Demokrasi ile iktidara gelenler, kaybettiklerinde gitmeyi de bilmeliler; bilmiyorlarsa o koltukta oturmamalılar.

Neden ABD için de “Çözüm: Atatürk”?

Sadece Türkiye için değil, ABD için de “Çözüm: Atatürk”; çünkü her iki ülkenin kuruluş felsefeleri aynı. Kanıtı, Mustafa Kemal’in Cumhuriyetin kurulmasından dokuz ay önce, 26 Şubat 1923’te Amerikan Senatosu oturumunda okunan mesajı: “Büyük Amerikan Ulusuna- Siz zulüm ve zorbalığı kendi vatanınızdan uzaklaştırdınız… … Yer kürenin diğer tarafında diğer bir ulus var ki, o da aynı özgürlük, aynı bağımsızlık ve aynı demokrasi uğrunda mücadele ediyor, kan döküyor…  …Özgürlük ve bağımsızlık uğrunda savaşan ve tıpkı sizler gibi dünyada ilerleme ve adaleti sağlamak için samimi bir surette mücadele eden Türk halkına kalbinizi açık bulundurunuz.”

ABD’liler, Atatürk’ün demokrasi ve cumhuriyet gibi kavramların değerini gençlere anlatabilmek için yazdığı ‘Medeni Bilgiler’ adlı ders kitabından da yararlanabilir: “Demokrasi ilkesinin en çağdaş ve en akılcı uygulamasını sağlayan hükümet biçimi cumhuriyettir. Cumhuriyette Meclis, Cumhurbaşkanı ve Hükümet, halkın özgürlüğünü, güvenliğini ve rahatını düşünmek ve sağlamaya çalışmaktan başka bir şey yapamazlar… …iktidar makamına saltanat sürmek için değil, millete hizmet için getirilmişlerdir… …Millete karşı durum ve görevlerini kötüye kullandıklarında, şu veya bu şekilde milli iradenin, kendi haklarında da uygulanmasıyla karşı karşıya kalabilirler. Millet tarafından, millet adına devleti yönetmekle görevlendirilenler için, gerektiğinde millete hesap verme zorunluluğu, laubali ve keyfi davranışlarla bağdaştırılamaz.”

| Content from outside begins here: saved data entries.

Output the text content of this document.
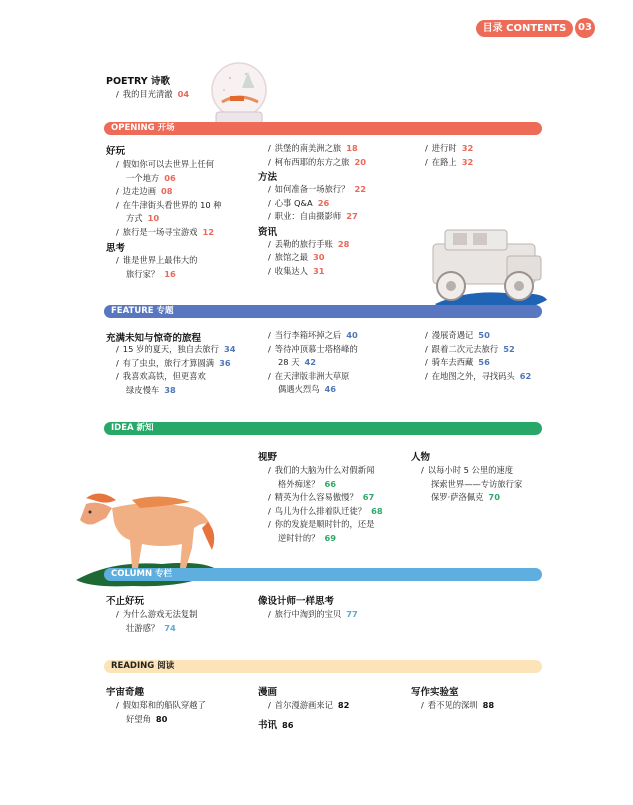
目录 CONTENTS	03
POETRY 诗歌
/ 我的目光清澈 04
OPENING 开场
好玩
/ 假如你可以去世界上任何
一个地方 06
/ 边走边画 08
/ 在牛津街头看世界的 10 种
方式 10
/ 旅行是一场寻宝游戏 12
思考
/ 谁是世界上最伟大的
旅行家？ 16
/ 洪堡的南美洲之旅 18
/ 柯布西耶的东方之旅 20
方法
/ 如何准备一场旅行？ 22
/ 心事 Q&A 26
/ 职业：自由摄影师 27
资讯
/ 丢勒的旅行手账 28
/ 旅馆之最 30
/ 收集达人 31
/ 进行时 32
/ 在路上 32
FEATURE 专题
充满未知与惊奇的旅程
/ 15 岁的夏天，独自去旅行 34
/ 有了虫虫，旅行才算圆满 36
/ 我喜欢高铁，但更喜欢
绿皮慢车 38
/ 当行李箱坏掉之后 40
/ 等待冲顶慕士塔格峰的
28 天 42
/ 在天津版非洲大草原
偶遇火烈鸟 46
/ 漫展奇遇记 50
/ 跟着二次元去旅行 52
/ 骑车去西藏 56
/ 在地图之外，寻找码头 62
IDEA 新知
视野
/ 我们的大脑为什么对假新闻
格外痴迷？ 66
/ 精英为什么容易傲慢？ 67
/ 鸟儿为什么排着队迁徙？ 68
/ 你的发旋是顺时针的，还是
逆时针的？ 69
人物
/ 以每小时 5 公里的速度
探索世界——专访旅行家
保罗·萨洛佩克 70
COLUMN 专栏
不止好玩
/ 为什么游戏无法复制
壮游感？ 74
像设计师一样思考
/ 旅行中淘到的宝贝 77
READING 阅读
宇宙奇趣
/ 假如郑和的船队穿越了
好望角 80
漫画
/ 首尔漫游画来记 82
书讯 86
写作实验室
/ 看不见的深圳 88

Franklin gibi Atatürk de cumhuriyetin iyi korunması gerektiğini düşünüyordu ve Türk savcılarına bu özel görevi verirken, sadece onların unvanlarının başına ‘Cumhuriyet’ sözcüğü eklendi. 1925’te ‘Cumhuriyet’ savcılarını şöyle uyardı, Atatürk: “Sınırsız bireysel özgürlük ve kişisel çıkar peşinde olanlar, kendi emellerini, çıkarlarını ulusun yüksek çıkarları ve özgürlüğünden üstün tutanlardır. Sınırsız kişisel özgürlükler, kişisel çıkarlar, uygar ve düzenli toplumları, devletleri yıkarak anarşiyi ve çoğunlukla da zorbalığı yaratır.”

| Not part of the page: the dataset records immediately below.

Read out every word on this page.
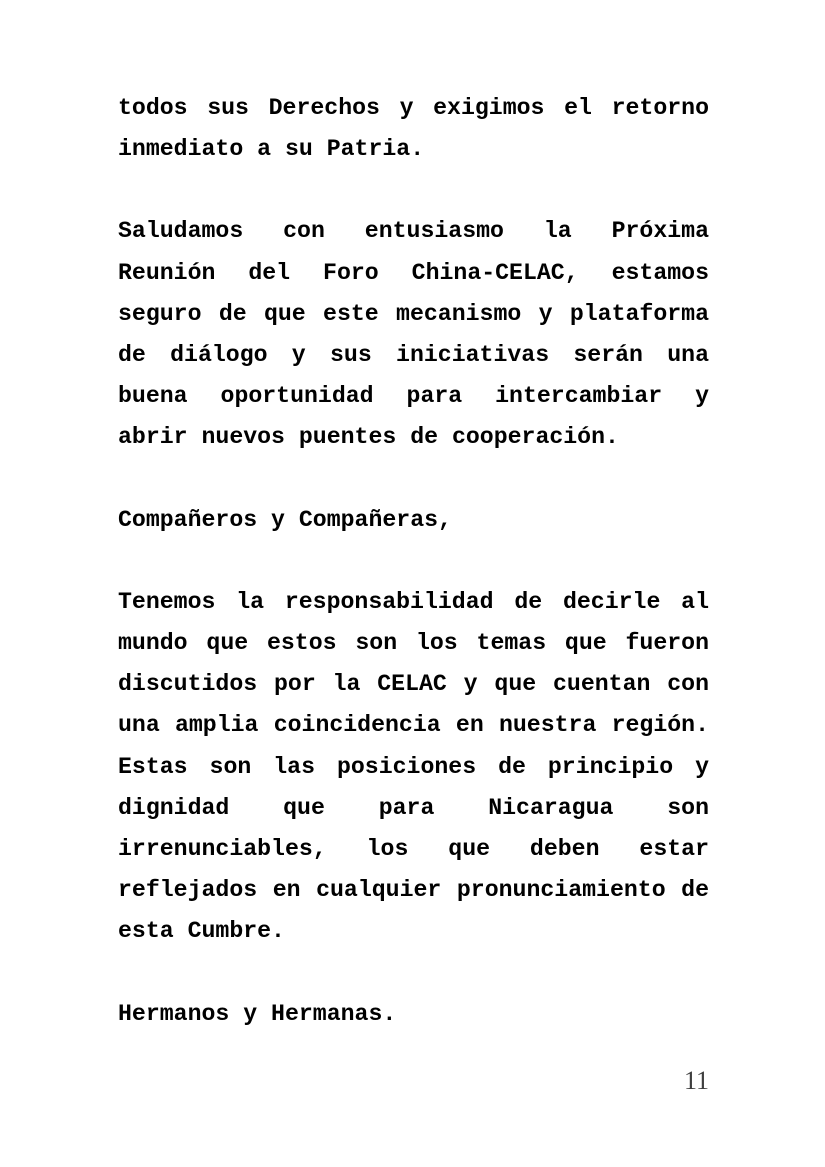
todos sus Derechos y exigimos el retorno inmediato a su Patria.

Saludamos con entusiasmo la Próxima Reunión del Foro China-CELAC, estamos seguro de que este mecanismo y plataforma de diálogo y sus iniciativas serán una buena oportunidad para intercambiar y abrir nuevos puentes de cooperación.

Compañeros y Compañeras,

Tenemos la responsabilidad de decirle al mundo que estos son los temas que fueron discutidos por la CELAC y que cuentan con una amplia coincidencia en nuestra región. Estas son las posiciones de principio y dignidad que para Nicaragua son irrenunciables, los que deben estar reflejados en cualquier pronunciamiento de esta Cumbre.

Hermanos y Hermanas.

11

ABD Fabrika Ayarlarına Dönmeli

Yıl 1784, İngiltere ile barış görüşmelerini sürdürmek için Fransa’da bulunan Benjamin Franklin, ABD Kongresi’nin ülkeye simge olarak ‘Kel Kartal’ı seçmiş olmasından hoşnut değildir; keşke ‘Hindi’ olsaydı der ve nedenini kızı Sally’ye (Sarah Bache) yazdığı mektupta şöyle açıklar: “Ben ‘Kel Kartal’ın ülkemizi temsil eden bir simge olmamasını dilerdim. O, kötü ahlaklı karakteri olan bir kuş. Geçimini dürüstçe sağlamıyor. Onu, bir nehrin yakınındaki ölü ağaçların üzerine tünemiş, kendisi için avlanmayacak kadar tembel bir biçimde, balık avlayan ‘Şahin’in emeğini izlerken görebilirsiniz; sonunda bu çalışkan kuş, avladığı balığı yuvasındaki eşine ve yavrularına taşırken ‘Kel Kartal’ ona saldırır ve avını elinden alır. Tüm bu adaletsizliğin yanında hile ve hırsızlık yapan insanlar gibi sefil ve sıklıkla çok alçaktır.”

Son Söz

ABD cumhuriyet ve demokrasiyi korumak için Trump’ı azletmeli ve yargılamalı. Fabrika ayarlarına dönüp, ‘Kel Kartal’ gibi davranmaktan vazgeçerse; Fethullah Gülen ve benzerlerine verdiği desteğin onda birini Atatürkçülere verirse, sadece ABD ve Türkiye değil, tüm dünya çok daha yaşanabilir ve güzel olur.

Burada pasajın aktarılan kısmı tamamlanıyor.